What does love mean?
It's a word. One that is, if I am being entirely honest, dropped way to often. Way to often. Do you really love that person, or are do you want to own them?
I've had similar thoughts floating through my head lately. I don't know what I think love is anymore. I can recognize it, or what I would define as love. But I'm not sure I am seeing what's really there.
I love my family. And I don't particularly care what they do. I have no say in their dreams or hopes or futures. I can give my unsolicited opinion (I do this frequently, even if most of the time it doesn't leave my own head). But is that really something someone who loves you does?
When I was in high school I had a boyfriend I loved. Or at least I thought I loved him. I felt utterly destroyed when we broke up. Just thinking back on it is enough to make me shudder. Most of what I feel now is embarrassment that I would ever let another person have that much control of my emotions. That I would let myself fall apart over a boy. The anger I felt over that break up lasted for years. It almost cost me a friendship (and that is funny story, even if the events are traumatic). All of those emotions I barely managed to keep a lid on came out anyways. It seeped out and stained my world view.

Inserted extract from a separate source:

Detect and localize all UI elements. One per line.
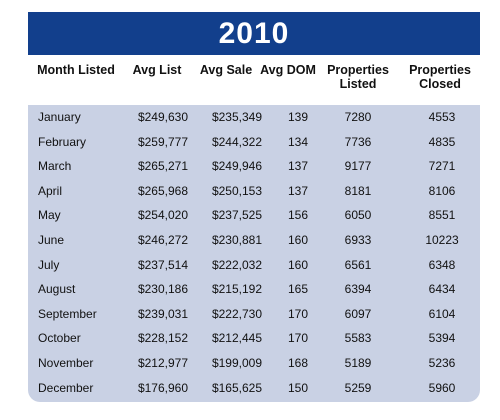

Making friends is difficult if every new person I meet I consider a potential safety hazard. Letting people get close, letting my guard down, tends to end in messy ways. I've had two best friends since college and it's been hellish keeping those relationships. I hate the phone. I don't check facebook often enough and I basically never check my e-mail. My preferred method of communication is letters. Or my blog (which has clearly not been used enough in the last year).
My sad, pathetic excuse is that I don't blog about work. Since all I do is work and read it would make an exceptionally boring blog. This is all true.

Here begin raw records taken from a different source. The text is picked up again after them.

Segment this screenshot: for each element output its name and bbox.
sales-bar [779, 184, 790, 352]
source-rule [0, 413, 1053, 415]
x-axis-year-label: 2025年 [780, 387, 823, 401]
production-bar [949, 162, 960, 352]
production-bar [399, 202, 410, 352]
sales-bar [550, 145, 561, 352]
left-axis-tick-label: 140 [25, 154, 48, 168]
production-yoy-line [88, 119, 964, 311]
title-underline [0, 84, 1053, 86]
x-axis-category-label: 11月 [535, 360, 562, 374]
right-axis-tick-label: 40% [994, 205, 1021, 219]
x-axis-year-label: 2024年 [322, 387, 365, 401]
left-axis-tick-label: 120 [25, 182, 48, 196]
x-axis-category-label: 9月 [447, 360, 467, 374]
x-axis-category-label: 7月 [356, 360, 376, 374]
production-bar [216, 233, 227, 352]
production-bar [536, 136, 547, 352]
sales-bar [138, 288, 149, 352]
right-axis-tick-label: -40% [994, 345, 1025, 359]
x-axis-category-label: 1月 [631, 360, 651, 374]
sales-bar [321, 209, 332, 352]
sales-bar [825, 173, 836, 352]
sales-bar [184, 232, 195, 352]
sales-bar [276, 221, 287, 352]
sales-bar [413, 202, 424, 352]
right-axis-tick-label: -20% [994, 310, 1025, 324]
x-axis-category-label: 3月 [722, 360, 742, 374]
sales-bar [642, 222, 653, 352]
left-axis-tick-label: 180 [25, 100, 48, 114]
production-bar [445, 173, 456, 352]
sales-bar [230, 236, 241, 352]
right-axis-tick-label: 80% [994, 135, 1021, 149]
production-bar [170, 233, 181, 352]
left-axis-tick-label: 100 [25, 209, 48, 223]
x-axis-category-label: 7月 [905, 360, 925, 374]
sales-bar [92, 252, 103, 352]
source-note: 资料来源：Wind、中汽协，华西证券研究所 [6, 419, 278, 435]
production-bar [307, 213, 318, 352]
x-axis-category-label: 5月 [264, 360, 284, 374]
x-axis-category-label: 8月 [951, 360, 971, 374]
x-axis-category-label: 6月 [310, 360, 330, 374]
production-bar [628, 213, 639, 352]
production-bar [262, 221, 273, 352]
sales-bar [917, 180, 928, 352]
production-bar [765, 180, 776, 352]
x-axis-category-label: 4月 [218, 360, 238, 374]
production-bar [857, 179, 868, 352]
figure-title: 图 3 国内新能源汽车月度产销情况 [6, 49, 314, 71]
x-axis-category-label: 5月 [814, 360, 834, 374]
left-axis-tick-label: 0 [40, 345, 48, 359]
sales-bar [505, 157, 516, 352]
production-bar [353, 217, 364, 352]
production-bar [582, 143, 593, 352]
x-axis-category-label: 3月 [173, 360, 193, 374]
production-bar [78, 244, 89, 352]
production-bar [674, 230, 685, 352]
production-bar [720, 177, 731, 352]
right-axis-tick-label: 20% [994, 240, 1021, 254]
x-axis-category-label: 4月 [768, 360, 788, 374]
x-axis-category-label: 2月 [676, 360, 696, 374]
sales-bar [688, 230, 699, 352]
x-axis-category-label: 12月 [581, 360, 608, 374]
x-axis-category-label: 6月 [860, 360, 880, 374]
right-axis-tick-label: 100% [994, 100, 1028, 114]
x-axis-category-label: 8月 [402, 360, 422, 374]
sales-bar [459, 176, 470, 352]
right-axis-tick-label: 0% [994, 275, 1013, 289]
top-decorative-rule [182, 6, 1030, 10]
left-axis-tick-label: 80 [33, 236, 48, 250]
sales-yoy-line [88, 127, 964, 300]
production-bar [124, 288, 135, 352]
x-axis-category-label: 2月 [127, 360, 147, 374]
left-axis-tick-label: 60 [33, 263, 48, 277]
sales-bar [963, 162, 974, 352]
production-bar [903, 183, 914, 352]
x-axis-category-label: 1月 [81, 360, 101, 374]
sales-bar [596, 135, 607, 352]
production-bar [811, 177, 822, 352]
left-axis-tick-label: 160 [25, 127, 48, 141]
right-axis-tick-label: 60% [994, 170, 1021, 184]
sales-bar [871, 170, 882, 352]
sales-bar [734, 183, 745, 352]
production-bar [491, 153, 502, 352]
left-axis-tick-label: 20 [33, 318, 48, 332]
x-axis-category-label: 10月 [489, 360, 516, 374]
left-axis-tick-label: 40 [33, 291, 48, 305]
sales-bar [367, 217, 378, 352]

It's also true that I have a crazy bent towards philosophy and I like bashing in preconceived stupidity. I can't stand catchall comments and I have to almost physically stop myself from yelling when it turns derogatory. No matter what someone believes, thinks, expresses, wears or looks like they are human and deserve to be treated with respect. Even if they aren't present.
Phrases like these drive me crazy:
Those Christians
Those homosexuals
Those liberals
Those conservative
Those Republicans
Those Democrats
Those Milennials
Those Welfare receivers
Those people
You know what I'm talking about. The statement that is made with complete conviction that "those people" are some how less. Some how not human. We define certain characteristics, group individuals together and then start to seem them as less. The very act of grouping causes us to just see the minute part of their beliefs we dislike and not the individual. It's easy to hate something I dislike, it becomes incredibly easy to hate a person if all I see is a group label.
I am one of those Milennials. The ones that doesn't work full-time. Because I am ...
You can fill in the rest. You've probably been called something similar recently. Labeled, correctly, judged harshly and left to stand alone with no one listening to you.
Sometimes all people have are excuses. And sometimes people have interesting stories. A story I'll never hear if I'm not willing to stop and listen.
I'll tell you what I know about the Milennials.
We are lazy, for a value of lazy that means we don't want to waste time.
Most of us are over educated and under payed.
We've almost lost the ability to believe in a better future.
Because we are scrambling just to survive.
But we haven't given up yet and we won't.
Because we know that hard work and relentless commitment will get us to the goal.
We still believe in possibility because we've seen it over and over and over all whole lives.
We've grown up with terrorism, school shootings and war.
We know the value of a life.
And this all brings me back to love. If we love people how can we judge them so harshly. Why aren't we willing to stop for a moment and listen. To let go of childhood prejudices and communicate as adults.